Glenn Kessler, the fact-checking columnist of the Washington Post, often employs logic that's more factually dubious than the claim he's covering.

Here's his explanation for why he gives President Obama four Pinocchios for saying in ads that Mitt Romney wants to kill Big Bird:

Romney may have been off base in suggesting PBS funding has much to do with the deficit, but that's no excuse for the Obama campaign to declare that means the demise of a popular children's character. According to the financials of Sesame Workshop, Big Bird should do just fine, with or without public funding.

Romney said during the debate he wants to kill funding for PBS, citing Big Bird and Jim Lehrer as examples of its programming.

PBS receives 15 percent of its funding from the federal government, which amounts to around $1 per American per year. But some of its member stations are not funded as well as others, as PBS explains:

These dollars are particularly important to smaller stations. While the appropriation equals about 15 percent of our system's revenue, this is an aggregate number. For many stations, the appropriation counts for as much as 40-50 percent of their budget.

If Romney becomes president and eliminates funding to PBS, some of its stations will lose half of their funding overnight and almost certainly shut down. For those viewers, this will kill Big Bird and all the rest of the programming that public television provides.

The issue isn't whether Sesame Street could survive without PBS. It would, because the show has 43 years of popularity and generates millions in licensing revenue. The issue is whether PBS stations could survive without federal funding.

The Obama ads are using Big Bird as a metaphor for the programming that would disappear from the homes of Americans if Romney killed PBS funding. I think it's a fair use of rhetoric that doesn't deserve to be called a lie.


If just 10% of taxpayers started/increased giving just $1.25/month (just $15/year), they would more than make up the money we're talking about. If they can't get $15/year from 10% of Americans, we probably shouldn't be getting federal dollars.

Would you apply that rule to defense spending? If just 10 percent of Americans gave $22,470 a year, that would fund our nation's military.

I think $1 a year is worth it when it provides educational benefits to children and cultural and informational benefits to the public.

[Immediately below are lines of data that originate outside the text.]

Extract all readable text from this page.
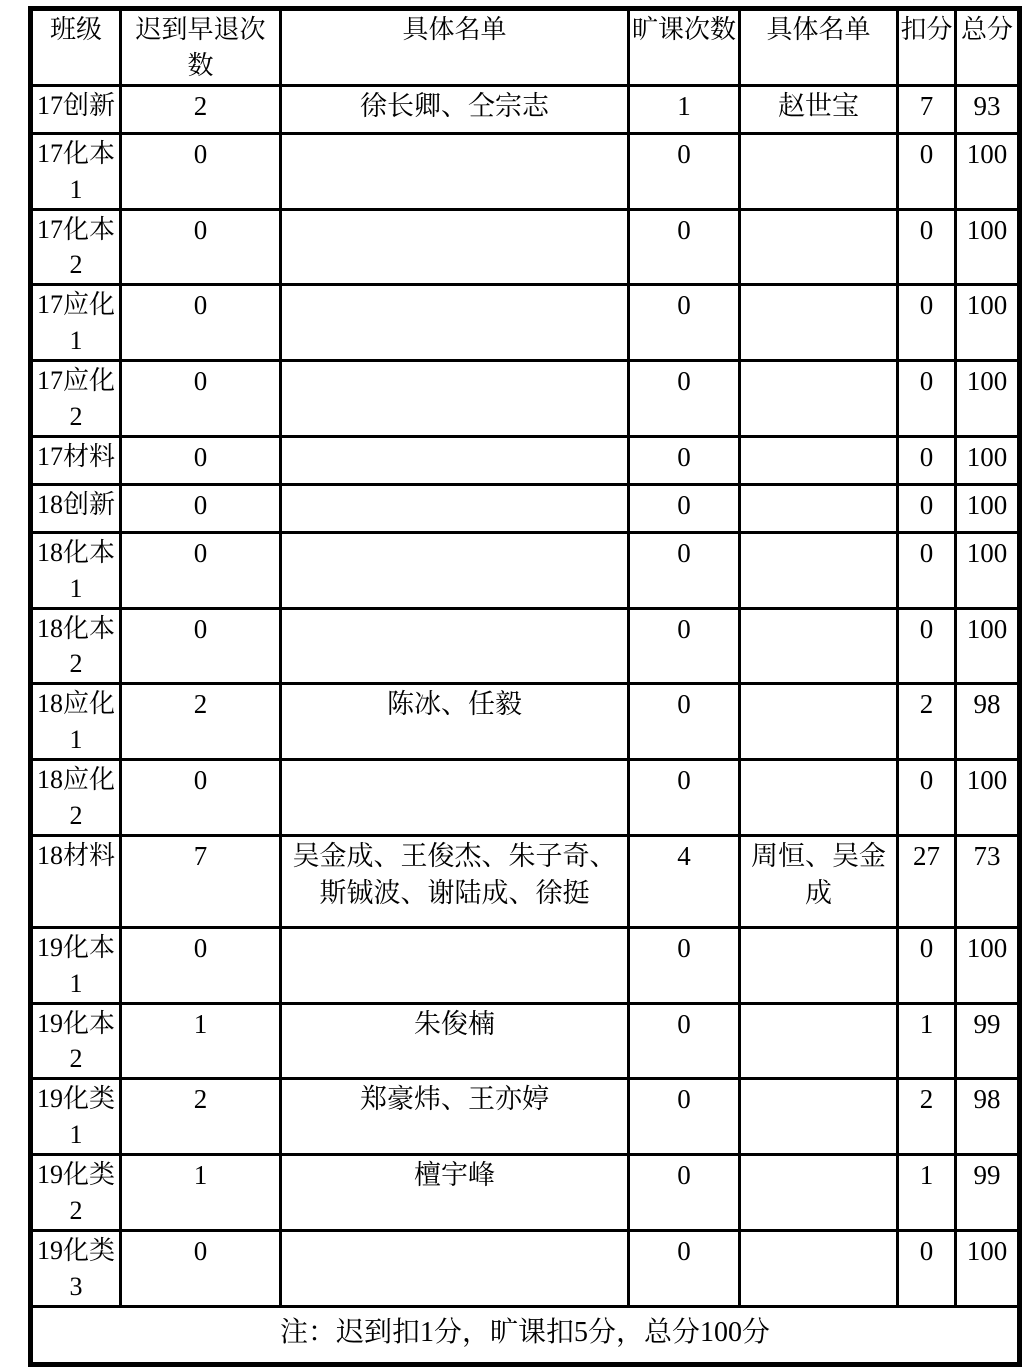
班级	迟到早退次数	具体名单	旷课次数	具体名单	扣分	总分
17创新	2	徐长卿、仝宗志	1	赵世宝	7	93
17化本1	0		0		0	100
17化本2	0		0		0	100
17应化1	0		0		0	100
17应化2	0		0		0	100
17材料	0		0		0	100
18创新	0		0		0	100
18化本1	0		0		0	100
18化本2	0		0		0	100
18应化1	2	陈冰、任毅	0		2	98
18应化2	0		0		0	100
18材料	7	吴金成、王俊杰、朱子奇、斯铖波、谢陆成、徐挺	4	周恒、吴金成	27	73
19化本1	0		0		0	100
19化本2	1	朱俊楠	0		1	99
19化类1	2	郑豪炜、王亦婷	0		2	98
19化类2	1	檀宇峰	0		1	99
19化类3	0		0		0	100
注：迟到扣1分，旷课扣5分，总分100分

I wish I had a good platform for an idea I've had for an article about where "fact-checking" went wrong. Essentially, US journalistic rules which stress form over substance are being applied to questions of deep substance, and hence giving perverse results. That is, US journalistic rules are that you can wildly misconstrue someone's intent, change the phrasing of what they said or take it out of context to imply something else, and that's all OK - but you'd better spell the names right, otherwise that's wrong. It's heavily literal in that specific sense. That shows up in what you say right here (my emphasis) - "The Obama ads are using Big Bird as a metaphor for the programming ...". That metaphor is the problem. Romney doesn't literally want to end Sesame Street, so in that narrow sense, he doesn't want to kill Big Bird. Whether defunding PBS stations can fairly be described as killing Big Bird is very much a judgment that requires a bunch of associated concepts. And making those sort of determinations is a much harder task, one that US journalist rules are ill-equipped to handle philosophically.

I think the question is whether the US government should be involved in spending taxpayers money on funding for PBS. Personally, I don't think its the governments place to be funding PBS. I the American public wants this avenue of education for their children, let them fund it themselves, individually. This is the problem with the government and their runaway spending. Everybody wants to fund all these feel good projects instead of what the government was established to do.

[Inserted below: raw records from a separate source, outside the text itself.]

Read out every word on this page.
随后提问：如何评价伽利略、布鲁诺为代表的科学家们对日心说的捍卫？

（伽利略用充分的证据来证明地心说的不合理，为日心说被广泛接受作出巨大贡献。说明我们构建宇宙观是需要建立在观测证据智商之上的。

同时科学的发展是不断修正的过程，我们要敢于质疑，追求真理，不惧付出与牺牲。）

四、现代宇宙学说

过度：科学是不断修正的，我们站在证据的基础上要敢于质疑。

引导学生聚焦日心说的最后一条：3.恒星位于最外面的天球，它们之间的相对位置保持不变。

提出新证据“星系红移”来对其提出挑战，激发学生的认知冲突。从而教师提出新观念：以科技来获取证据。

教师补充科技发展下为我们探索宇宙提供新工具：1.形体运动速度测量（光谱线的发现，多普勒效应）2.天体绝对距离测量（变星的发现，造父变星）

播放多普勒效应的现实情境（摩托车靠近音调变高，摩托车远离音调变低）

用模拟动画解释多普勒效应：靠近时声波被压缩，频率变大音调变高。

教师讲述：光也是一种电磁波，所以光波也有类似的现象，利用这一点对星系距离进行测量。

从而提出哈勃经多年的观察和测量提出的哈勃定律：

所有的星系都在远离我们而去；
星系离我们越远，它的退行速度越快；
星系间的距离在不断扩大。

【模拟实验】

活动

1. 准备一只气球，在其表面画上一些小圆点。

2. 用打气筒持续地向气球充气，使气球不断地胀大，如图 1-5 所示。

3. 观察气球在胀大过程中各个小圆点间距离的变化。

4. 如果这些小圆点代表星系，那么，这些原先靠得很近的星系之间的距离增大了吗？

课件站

... making those sort of determinations is a much harder task, one that US journalist rules are ill-equipped to handle philosophically.

I don't know why it has to be so hard. Why can't fact checkers like Kessler confine themselves to factual matters that can be determined with more certainty? The question of whether "kill Big Bird" should be taken literally or metaphorically requires more nuance than to declare it a lie or the truth.

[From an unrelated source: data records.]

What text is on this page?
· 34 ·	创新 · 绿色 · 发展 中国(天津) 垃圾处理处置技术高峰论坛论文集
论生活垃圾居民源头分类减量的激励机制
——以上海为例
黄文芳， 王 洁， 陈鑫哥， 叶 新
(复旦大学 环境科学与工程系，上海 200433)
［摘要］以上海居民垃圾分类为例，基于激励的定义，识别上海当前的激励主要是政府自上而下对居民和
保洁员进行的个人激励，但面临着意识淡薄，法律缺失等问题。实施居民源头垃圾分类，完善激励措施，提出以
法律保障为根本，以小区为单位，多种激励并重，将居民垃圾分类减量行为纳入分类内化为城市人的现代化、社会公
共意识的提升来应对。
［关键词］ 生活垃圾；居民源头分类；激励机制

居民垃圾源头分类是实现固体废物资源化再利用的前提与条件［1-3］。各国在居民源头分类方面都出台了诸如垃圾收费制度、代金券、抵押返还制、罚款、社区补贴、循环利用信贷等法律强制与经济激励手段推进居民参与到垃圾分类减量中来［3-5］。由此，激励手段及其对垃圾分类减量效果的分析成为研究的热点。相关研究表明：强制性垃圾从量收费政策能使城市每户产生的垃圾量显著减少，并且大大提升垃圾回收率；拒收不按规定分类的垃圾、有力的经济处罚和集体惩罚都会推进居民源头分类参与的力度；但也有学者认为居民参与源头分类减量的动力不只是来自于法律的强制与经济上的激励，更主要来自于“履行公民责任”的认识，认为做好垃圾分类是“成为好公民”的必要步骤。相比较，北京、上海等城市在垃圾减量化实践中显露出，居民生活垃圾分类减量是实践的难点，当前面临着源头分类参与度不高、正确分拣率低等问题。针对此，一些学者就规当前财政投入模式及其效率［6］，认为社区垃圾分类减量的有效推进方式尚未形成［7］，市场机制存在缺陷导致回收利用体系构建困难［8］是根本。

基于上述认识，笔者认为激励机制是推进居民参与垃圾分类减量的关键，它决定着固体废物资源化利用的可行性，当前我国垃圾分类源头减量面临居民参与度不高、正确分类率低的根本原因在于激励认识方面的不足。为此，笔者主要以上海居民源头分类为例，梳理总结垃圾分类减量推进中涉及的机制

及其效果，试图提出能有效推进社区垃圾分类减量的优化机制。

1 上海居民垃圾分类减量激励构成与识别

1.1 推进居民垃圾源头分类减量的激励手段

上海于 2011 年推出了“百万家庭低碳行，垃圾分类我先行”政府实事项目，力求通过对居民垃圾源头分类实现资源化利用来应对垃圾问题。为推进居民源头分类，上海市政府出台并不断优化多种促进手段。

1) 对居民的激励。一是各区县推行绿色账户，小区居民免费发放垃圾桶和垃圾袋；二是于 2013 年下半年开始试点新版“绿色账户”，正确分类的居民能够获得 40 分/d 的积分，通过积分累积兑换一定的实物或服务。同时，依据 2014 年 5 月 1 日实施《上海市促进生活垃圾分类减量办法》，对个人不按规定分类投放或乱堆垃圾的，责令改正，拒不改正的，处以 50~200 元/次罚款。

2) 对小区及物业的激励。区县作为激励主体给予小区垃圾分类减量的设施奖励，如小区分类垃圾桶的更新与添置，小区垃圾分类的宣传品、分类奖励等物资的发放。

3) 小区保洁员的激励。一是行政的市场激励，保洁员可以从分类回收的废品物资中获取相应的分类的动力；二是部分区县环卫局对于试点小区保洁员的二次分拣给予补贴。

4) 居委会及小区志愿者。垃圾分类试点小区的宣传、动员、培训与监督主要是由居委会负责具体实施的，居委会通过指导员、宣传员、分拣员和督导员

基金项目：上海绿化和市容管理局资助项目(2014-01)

The problem is that "kill Big Bird" is, structurally, not significantly different from "kill Medicare [as we know it]". If a fact-checker can't handle "kill Medicare", then they are severely circumscribed in the role they can play. They're essentially constrained to checking if the names are spelled right - i.e. almost anything that really matters, they can't handle.

The action "kill Big Bird" is obviously not literal, so it lends itself to being interpreted as a metaphor.

The action "kill Medicare" could be literal, because a government program can be killed.

I'd prefer that fact checkers like Kessler focus on political statements and ads that should be interpreted literally. An evaluation of whether Paul Ryan wants to kill Medicare by replacing it with vouchers for people 55 and under is sophisticated, but not impossible.